Model for the mechanisms of formation of mutations during repair of interstitial and subtelomeric I-SceI-induced DSBs. (A) Mechanisms of formation of mutations at interstitial DSBs. DSB repair occurs either directly through C-NHEJ, or following the processing of the ends of the DSB. As with HRR, large deletions and GCRs also involve the processing of DSBs, however repair occurs by A-NHEJ. Importantly, the GCR assay does not detect GCRs that also involve large deletions. However, large deletions near telomeres also commonly result in GCRs, so that the major difference between the large deletion and GCR assays is the extent of degradation involved in the GCR. Small deletions of a few base pairs occur during end joining involving C-NHEJ. Distal NHEJ (deletions resulting from joining two closely positioned DSBs) occurs both by end joining by C-NHEJ and following processing and A-NHEJ. (B) Mechanisms of formation of mutations at subtelomeric DSBs.

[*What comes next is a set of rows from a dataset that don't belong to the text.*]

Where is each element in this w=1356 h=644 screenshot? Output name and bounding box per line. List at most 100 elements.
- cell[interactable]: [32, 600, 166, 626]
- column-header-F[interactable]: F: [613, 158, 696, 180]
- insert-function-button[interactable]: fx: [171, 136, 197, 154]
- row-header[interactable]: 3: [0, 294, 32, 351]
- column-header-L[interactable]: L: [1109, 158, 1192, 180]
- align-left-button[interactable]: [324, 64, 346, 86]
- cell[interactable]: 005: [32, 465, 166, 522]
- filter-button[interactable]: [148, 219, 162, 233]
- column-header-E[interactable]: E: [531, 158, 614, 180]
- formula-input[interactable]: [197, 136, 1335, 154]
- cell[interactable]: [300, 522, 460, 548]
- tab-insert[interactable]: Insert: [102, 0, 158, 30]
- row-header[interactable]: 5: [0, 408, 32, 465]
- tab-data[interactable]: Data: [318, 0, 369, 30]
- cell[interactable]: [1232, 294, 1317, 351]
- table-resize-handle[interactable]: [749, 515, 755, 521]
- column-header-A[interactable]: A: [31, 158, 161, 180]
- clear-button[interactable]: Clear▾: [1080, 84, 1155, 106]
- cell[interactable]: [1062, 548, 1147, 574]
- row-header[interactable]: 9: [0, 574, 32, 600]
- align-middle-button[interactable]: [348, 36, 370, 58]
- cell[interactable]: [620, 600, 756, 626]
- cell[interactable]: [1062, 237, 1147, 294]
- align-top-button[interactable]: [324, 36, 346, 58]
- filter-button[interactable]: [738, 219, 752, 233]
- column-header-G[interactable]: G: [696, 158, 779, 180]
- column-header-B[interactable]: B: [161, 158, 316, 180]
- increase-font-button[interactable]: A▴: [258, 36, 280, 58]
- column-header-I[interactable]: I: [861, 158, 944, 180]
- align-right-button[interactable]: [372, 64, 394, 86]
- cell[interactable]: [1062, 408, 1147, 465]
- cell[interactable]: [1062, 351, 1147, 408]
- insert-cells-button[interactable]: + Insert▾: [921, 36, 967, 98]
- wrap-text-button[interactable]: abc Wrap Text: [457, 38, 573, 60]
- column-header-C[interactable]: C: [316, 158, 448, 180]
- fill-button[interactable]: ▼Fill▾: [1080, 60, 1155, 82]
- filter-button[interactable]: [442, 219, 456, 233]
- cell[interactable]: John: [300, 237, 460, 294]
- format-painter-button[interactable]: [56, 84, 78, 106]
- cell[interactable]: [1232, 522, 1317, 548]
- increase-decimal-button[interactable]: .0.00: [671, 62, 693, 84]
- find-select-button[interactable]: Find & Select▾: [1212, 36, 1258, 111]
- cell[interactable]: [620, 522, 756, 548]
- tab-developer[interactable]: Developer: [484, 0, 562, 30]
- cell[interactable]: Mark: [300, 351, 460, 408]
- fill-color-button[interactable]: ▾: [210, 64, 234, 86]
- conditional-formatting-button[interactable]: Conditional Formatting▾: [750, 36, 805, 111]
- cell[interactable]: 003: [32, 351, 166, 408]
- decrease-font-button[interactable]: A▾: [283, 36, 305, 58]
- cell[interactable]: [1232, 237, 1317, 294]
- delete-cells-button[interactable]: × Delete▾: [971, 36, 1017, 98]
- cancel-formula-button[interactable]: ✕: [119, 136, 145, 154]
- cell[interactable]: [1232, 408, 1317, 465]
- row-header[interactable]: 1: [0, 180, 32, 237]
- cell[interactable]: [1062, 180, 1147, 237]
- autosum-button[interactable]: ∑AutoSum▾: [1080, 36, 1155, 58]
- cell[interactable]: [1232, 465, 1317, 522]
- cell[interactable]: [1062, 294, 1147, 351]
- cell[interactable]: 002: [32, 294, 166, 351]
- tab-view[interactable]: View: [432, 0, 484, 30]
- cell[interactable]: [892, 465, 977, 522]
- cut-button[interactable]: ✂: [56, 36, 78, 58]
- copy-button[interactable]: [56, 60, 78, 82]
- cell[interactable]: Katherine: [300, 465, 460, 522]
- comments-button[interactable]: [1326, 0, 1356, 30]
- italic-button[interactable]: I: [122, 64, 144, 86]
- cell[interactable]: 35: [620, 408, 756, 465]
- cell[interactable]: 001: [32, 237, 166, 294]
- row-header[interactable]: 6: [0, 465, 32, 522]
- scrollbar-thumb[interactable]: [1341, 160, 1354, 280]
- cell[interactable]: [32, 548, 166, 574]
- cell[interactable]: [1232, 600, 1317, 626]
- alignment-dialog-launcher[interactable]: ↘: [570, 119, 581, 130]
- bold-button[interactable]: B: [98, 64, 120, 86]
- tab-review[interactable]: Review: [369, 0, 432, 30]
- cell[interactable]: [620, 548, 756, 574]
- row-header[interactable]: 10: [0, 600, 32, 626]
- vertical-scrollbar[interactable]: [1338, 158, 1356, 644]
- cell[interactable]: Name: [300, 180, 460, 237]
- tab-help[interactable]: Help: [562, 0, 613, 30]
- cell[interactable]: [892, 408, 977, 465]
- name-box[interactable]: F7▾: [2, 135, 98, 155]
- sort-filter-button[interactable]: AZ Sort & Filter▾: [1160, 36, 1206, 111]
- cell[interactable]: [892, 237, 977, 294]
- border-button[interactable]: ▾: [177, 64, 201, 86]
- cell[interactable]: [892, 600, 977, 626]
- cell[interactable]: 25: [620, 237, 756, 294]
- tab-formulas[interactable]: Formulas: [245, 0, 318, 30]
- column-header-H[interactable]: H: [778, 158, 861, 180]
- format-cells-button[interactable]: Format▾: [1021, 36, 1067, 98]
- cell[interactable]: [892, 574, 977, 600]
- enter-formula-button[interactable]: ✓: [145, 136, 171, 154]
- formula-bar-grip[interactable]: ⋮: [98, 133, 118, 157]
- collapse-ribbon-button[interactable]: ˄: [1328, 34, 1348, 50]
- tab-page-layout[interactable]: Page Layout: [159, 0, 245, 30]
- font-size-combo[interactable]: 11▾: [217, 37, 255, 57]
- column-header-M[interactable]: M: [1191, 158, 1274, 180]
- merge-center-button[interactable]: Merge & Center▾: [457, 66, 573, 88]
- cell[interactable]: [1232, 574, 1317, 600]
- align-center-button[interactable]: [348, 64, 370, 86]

End joining by C-NHEJ at subtelomeric DSBs occurs with the same efficiency as at interstitial DSBs, as shown by the fact that small deletions at subtelomeric DSBs occur at the same frequency as at interstitial DSBs. The repair of subtelomeric DSBs by end joining by C-NHEJ is ATM-dependent. As at interstitial DSBs, large deletions and GCRs occur through processing of DSBs and A-NHEJ, although with a much greater frequency than at interstitial DSBs. The decreased frequency of distal NHEJ at subtelomeric DSBs appears to be due to a reduced contribution of A-NHEJ, possibly because most DSBs repaired by A-NHEJ at subtelomeric DSBs become large deletions and/or GCRs. Combined together, our results suggest that the sensitivity of subtelomeric regions to DSBs is a result of excessive processing by MRE11 and other nucleases, and is not due to a deficiency in C-NHEJ.